Cameras record images with a limited framerate (e.g., 30Hz), and a reference image or 3D reconstruction is required to estimate the motion relative to these references. Inertial measurement units well complement cameras with their higher frame-rate measurements which directly sense linear accelerations and rotational velocities in 3 axes. Visual-inertial SLAM approaches seek to combine both sensing modalities for more robust and accurate tracking than each sensing modality alone. In [ ] we present a novel approach to visual-inertial SLAM which estimates camera motion and 3D reconstruction in a two-layer hierarchical pipeline. On the lower visual-inertial odometry layer, camera motion, 3D reconstruction of keypoints, and IMU sensor biases are estimated in a sliding window approach for a set of recent frames and selected keyframes. Older frames are marginalized from the optimization window to keep their estimates as prior information.
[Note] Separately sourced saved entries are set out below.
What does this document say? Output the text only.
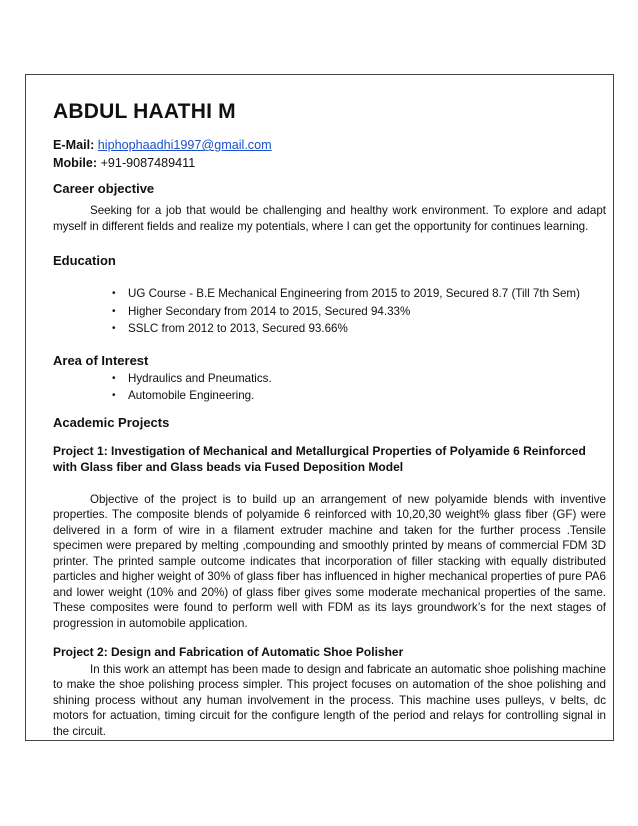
ABDUL HAATHI M
E-Mail: hiphophaadhi1997@gmail.com
Mobile: +91-9087489411
Career objective

Seeking for a job that would be challenging and healthy work environment. To explore and adapt myself in different fields and realize my potentials, where I can get the opportunity for continues learning.

Education
• UG Course - B.E Mechanical Engineering from 2015 to 2019, Secured 8.7 (Till 7th Sem)
• Higher Secondary from 2014 to 2015, Secured 94.33%
• SSLC from 2012 to 2013, Secured 93.66%
Area of Interest
• Hydraulics and Pneumatics.
• Automobile Engineering.
Academic Projects

Project 1: Investigation of Mechanical and Metallurgical Properties of Polyamide 6 Reinforced with Glass fiber and Glass beads via Fused Deposition Model

Objective of the project is to build up an arrangement of new polyamide blends with inventive properties. The composite blends of polyamide 6 reinforced with 10,20,30 weight% glass fiber (GF) were delivered in a form of wire in a filament extruder machine and taken for the further process .Tensile specimen were prepared by melting ,compounding and smoothly printed by means of commercial FDM 3D printer. The printed sample outcome indicates that incorporation of filler stacking with equally distributed particles and higher weight of 30% of glass fiber has influenced in higher mechanical properties of pure PA6 and lower weight (10% and 20%) of glass fiber gives some moderate mechanical properties of the same. These composites were found to perform well with FDM as its lays groundwork’s for the next stages of progression in automobile application.

Project 2: Design and Fabrication of Automatic Shoe Polisher

In this work an attempt has been made to design and fabricate an automatic shoe polishing machine to make the shoe polishing process simpler. This project focuses on automation of the shoe polishing and shining process without any human involvement in the process. This machine uses pulleys, v belts, dc motors for actuation, timing circuit for the configure length of the period and relays for controlling signal in the circuit.
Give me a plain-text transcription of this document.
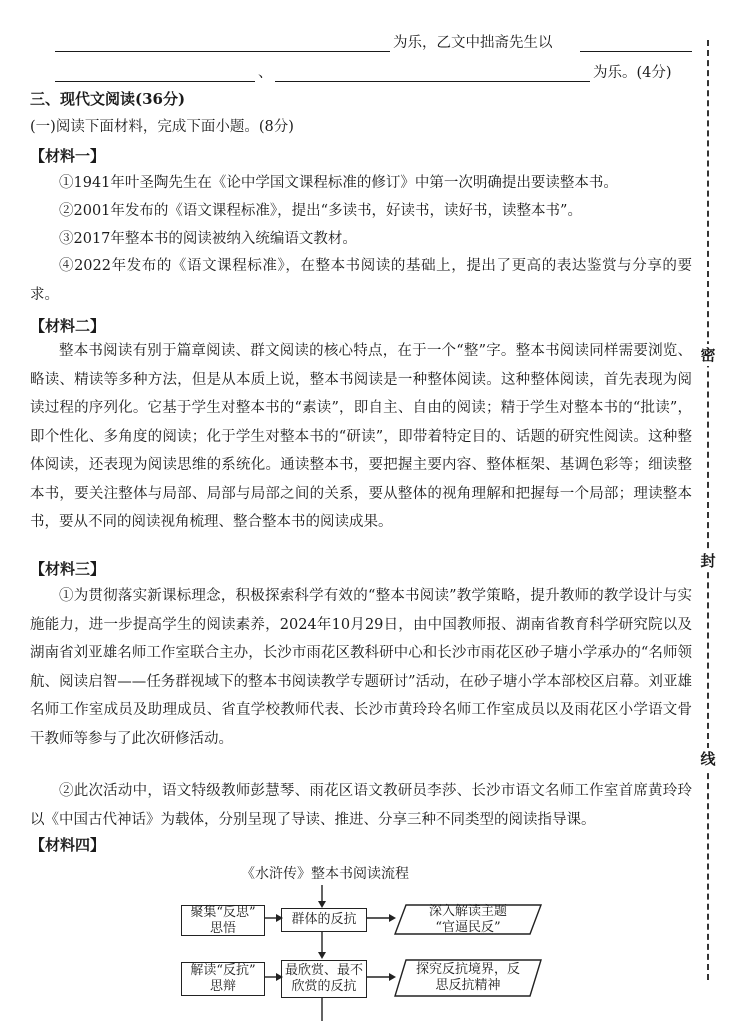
为乐，乙文中拙斋先生以
、	为乐。(4分)
三、现代文阅读(36分)
(一)阅读下面材料，完成下面小题。(8分)
【材料一】
①1941年叶圣陶先生在《论中学国文课程标准的修订》中第一次明确提出要读整本书。
②2001年发布的《语文课程标准》，提出“多读书，好读书，读好书，读整本书”。
③2017年整本书的阅读被纳入统编语文教材。
④2022年发布的《语文课程标准》，在整本书阅读的基础上，提出了更高的表达鉴赏与分享的要求。
【材料二】
整本书阅读有别于篇章阅读、群文阅读的核心特点，在于一个“整”字。整本书阅读同样需要浏览、略读、精读等多种方法，但是从本质上说，整本书阅读是一种整体阅读。这种整体阅读，首先表现为阅读过程的序列化。它基于学生对整本书的“素读”，即自主、自由的阅读；精于学生对整本书的“批读”，即个性化、多角度的阅读；化于学生对整本书的“研读”，即带着特定目的、话题的研究性阅读。这种整体阅读，还表现为阅读思维的系统化。通读整本书，要把握主要内容、整体框架、基调色彩等；细读整本书，要关注整体与局部、局部与局部之间的关系，要从整体的视角理解和把握每一个局部；理读整本书，要从不同的阅读视角梳理、整合整本书的阅读成果。
【材料三】
①为贯彻落实新课标理念，积极探索科学有效的“整本书阅读”教学策略，提升教师的教学设计与实施能力，进一步提高学生的阅读素养，2024年10月29日，由中国教师报、湖南省教育科学研究院以及湖南省刘亚雄名师工作室联合主办，长沙市雨花区教科研中心和长沙市雨花区砂子塘小学承办的“名师领航、阅读启智——任务群视域下的整本书阅读教学专题研讨”活动，在砂子塘小学本部校区启幕。刘亚雄名师工作室成员及助理成员、省直学校教师代表、长沙市黄玲玲名师工作室成员以及雨花区小学语文骨干教师等参与了此次研修活动。
②此次活动中，语文特级教师彭慧琴、雨花区语文教研员李莎、长沙市语文名师工作室首席黄玲玲以《中国古代神话》为载体，分别呈现了导读、推进、分享三种不同类型的阅读指导课。
【材料四】
《水浒传》整本书阅读流程
聚集“反思”
思悟
群体的反抗
深入解读主题
“官逼民反”
解读“反抗”
思辩
最欣赏、最不
欣赏的反抗
探究反抗境界，反
思反抗精神
密
封
线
The global mapping layer optimizes all key frame poses and a 3D reconstruction of keypoints using probabilistic summaries of the accumulated estimates and sensor information between the keyframes from the visual odometry layer. With loop-closing constraints, the mapping layer can compensate for drift accumulated in the visual odometry layer and achieve a more accurate overall estimate of trajectory and map.